Boy Harsher est devenu célèbre grâce à un seul morceau, l'imparable "Pain", paru initialement sur le EP Lesser Man en 2014, puis édité plusieurs fois par la suite et même remixé par The Soft Moon. Le style du duo n'a par la suite fait que reproduire cette formule qui marche : les beats électroniques typés synthpop/EBM très eighties d'Augustus Muller et le chant susurré, sexy et lugubre de Jae Matthews.
Avec une production particulièrement efficace et des titres accrocheurs, Careful perfectionne le précédent Yr Body Is Nothing (DKA Records, 2016). Le sens de l'atmosphère y est présent dès l'introductif "Keep Driving", où le son du trafic et des voitures qui passent est reproduit par les claviers. La tension monte. Le chant halète. La menace gronde, teintée de touches indus à la "Hamburger Lady" de Throbbing Gristle. Cette dimension cinématographique, digne de la bande originale d'un film d'épouvante sur VHS, sera développée plus loin dans le disque avec "Crush" et "Careful". Le reste accumule les tubes electropop, célébrant une forme de rencontre entre les débuts de Depeche Mode et ceux de Front 242, mais drapés dans une noirceur darkwave apportée par les vocaux chuchotés à l'expressivité typiquement cold.

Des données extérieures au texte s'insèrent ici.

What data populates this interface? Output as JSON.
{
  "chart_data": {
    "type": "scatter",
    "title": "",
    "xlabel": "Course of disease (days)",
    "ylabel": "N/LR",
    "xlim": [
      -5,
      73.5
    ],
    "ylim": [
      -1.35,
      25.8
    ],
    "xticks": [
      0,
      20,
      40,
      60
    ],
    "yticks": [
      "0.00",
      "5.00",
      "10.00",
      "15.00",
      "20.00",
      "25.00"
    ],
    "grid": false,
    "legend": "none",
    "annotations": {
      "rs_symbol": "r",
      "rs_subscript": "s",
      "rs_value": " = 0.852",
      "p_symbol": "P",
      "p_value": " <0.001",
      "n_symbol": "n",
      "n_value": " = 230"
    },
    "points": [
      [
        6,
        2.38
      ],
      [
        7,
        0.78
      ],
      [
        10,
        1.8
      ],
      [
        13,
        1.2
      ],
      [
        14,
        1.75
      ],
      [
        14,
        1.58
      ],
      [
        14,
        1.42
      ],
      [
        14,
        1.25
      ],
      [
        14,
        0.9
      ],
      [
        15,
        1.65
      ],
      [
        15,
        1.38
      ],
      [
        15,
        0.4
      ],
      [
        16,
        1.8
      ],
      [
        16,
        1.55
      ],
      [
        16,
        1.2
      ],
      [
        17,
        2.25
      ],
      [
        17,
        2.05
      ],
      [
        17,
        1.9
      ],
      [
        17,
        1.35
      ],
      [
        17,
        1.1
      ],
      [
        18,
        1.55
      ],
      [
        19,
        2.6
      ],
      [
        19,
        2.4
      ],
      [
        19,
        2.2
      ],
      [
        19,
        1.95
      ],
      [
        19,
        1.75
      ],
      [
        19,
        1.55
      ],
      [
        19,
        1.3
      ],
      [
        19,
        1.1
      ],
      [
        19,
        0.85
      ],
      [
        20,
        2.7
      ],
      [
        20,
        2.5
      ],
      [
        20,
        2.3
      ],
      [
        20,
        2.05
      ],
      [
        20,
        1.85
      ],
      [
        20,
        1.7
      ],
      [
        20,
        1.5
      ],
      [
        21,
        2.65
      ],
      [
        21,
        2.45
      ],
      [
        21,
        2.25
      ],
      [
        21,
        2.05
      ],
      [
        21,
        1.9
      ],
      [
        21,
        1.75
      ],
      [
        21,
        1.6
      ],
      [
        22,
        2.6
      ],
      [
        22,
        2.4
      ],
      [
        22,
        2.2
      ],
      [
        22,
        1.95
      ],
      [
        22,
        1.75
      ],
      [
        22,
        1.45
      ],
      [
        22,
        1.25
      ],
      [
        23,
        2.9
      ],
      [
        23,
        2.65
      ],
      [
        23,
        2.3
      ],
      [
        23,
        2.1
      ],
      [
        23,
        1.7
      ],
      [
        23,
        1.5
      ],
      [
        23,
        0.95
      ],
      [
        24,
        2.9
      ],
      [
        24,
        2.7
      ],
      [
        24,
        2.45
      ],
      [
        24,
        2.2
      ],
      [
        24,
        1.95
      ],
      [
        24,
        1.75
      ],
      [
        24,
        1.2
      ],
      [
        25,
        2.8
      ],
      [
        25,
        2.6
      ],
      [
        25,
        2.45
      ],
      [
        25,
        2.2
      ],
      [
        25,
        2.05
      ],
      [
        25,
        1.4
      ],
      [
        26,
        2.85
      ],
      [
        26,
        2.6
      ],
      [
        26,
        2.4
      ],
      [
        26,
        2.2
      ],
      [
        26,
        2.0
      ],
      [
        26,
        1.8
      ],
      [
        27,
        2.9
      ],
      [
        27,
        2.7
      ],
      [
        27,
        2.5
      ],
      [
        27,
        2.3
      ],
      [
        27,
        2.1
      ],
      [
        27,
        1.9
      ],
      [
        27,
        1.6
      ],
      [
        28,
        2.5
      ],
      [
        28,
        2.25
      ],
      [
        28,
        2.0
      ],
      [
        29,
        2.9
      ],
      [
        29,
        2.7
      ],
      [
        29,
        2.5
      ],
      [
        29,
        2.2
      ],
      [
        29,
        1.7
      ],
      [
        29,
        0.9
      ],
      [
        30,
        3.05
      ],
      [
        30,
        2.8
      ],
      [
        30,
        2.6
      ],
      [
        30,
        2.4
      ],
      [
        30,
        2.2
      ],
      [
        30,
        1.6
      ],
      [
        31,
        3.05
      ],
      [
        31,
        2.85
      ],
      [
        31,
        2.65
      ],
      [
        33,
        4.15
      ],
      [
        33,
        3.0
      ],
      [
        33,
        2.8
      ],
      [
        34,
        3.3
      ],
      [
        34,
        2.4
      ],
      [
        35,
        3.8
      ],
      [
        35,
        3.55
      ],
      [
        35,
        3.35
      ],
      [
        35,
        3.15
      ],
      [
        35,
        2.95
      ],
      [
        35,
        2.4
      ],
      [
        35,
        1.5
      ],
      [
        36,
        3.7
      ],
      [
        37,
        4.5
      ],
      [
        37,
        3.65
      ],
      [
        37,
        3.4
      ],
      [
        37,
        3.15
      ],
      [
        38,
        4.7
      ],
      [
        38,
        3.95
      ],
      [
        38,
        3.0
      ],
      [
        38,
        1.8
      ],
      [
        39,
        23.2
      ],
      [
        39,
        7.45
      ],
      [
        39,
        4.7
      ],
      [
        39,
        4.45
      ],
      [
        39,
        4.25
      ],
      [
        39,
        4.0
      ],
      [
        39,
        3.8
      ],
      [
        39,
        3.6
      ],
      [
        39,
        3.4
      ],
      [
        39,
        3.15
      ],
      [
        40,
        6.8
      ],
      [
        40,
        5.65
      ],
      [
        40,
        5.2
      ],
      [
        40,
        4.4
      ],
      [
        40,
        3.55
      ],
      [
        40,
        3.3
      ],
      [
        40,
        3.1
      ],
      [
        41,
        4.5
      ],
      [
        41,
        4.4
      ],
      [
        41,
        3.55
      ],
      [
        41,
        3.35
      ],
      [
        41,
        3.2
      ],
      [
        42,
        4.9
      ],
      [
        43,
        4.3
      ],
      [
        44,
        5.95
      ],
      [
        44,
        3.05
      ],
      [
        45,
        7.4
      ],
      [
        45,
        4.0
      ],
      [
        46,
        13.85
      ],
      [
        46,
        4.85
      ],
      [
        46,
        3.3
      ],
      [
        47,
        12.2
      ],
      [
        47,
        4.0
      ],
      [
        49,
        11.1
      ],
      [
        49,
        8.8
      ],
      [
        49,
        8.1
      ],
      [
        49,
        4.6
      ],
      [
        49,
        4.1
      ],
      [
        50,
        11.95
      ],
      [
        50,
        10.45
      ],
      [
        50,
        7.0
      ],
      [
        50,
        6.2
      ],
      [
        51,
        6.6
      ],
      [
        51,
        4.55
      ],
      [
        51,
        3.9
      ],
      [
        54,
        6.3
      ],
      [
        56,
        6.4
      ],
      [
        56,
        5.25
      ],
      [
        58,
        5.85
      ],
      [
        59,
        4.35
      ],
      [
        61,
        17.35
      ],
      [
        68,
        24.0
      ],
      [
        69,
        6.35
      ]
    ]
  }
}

Une Electro Body Music à l'ancienne, mais bien noire et carnassière ("Come Closer"), alterne avec des moments dance plus kitsch, que la voix embrume de ses narrations intimes et douloureuses ("LA").
En cinq ans, le projet a peaufiné un univers, pourtant calibré sur le succès d'une unique chanson. "Face the Fire", "Tears" ou "Fate" n'ont d'ailleurs rien à envier à "Pain" et sont de pures réussites dans lesquelles on aime se perdre. Les titres sont addictifs, hypnotiques et profonds à la fois, avec leurs récits de tourments émotionnels, de pertes et de douleurs. Plus romantique que jamais, Boy Harsher adopte le mouvement nocturne, celui des routes que l'on traverse en état second et celui des cheminements intérieurs tortueux. La dimension confessionnelle des textes, délivrée avec une diction de glace, porte les rythmes admirablement, et en fait des classiques immédiats pour dance-floors goth. Boy Harsher est en passe de toucher un public encore plus large, et ce ne serait que mérité.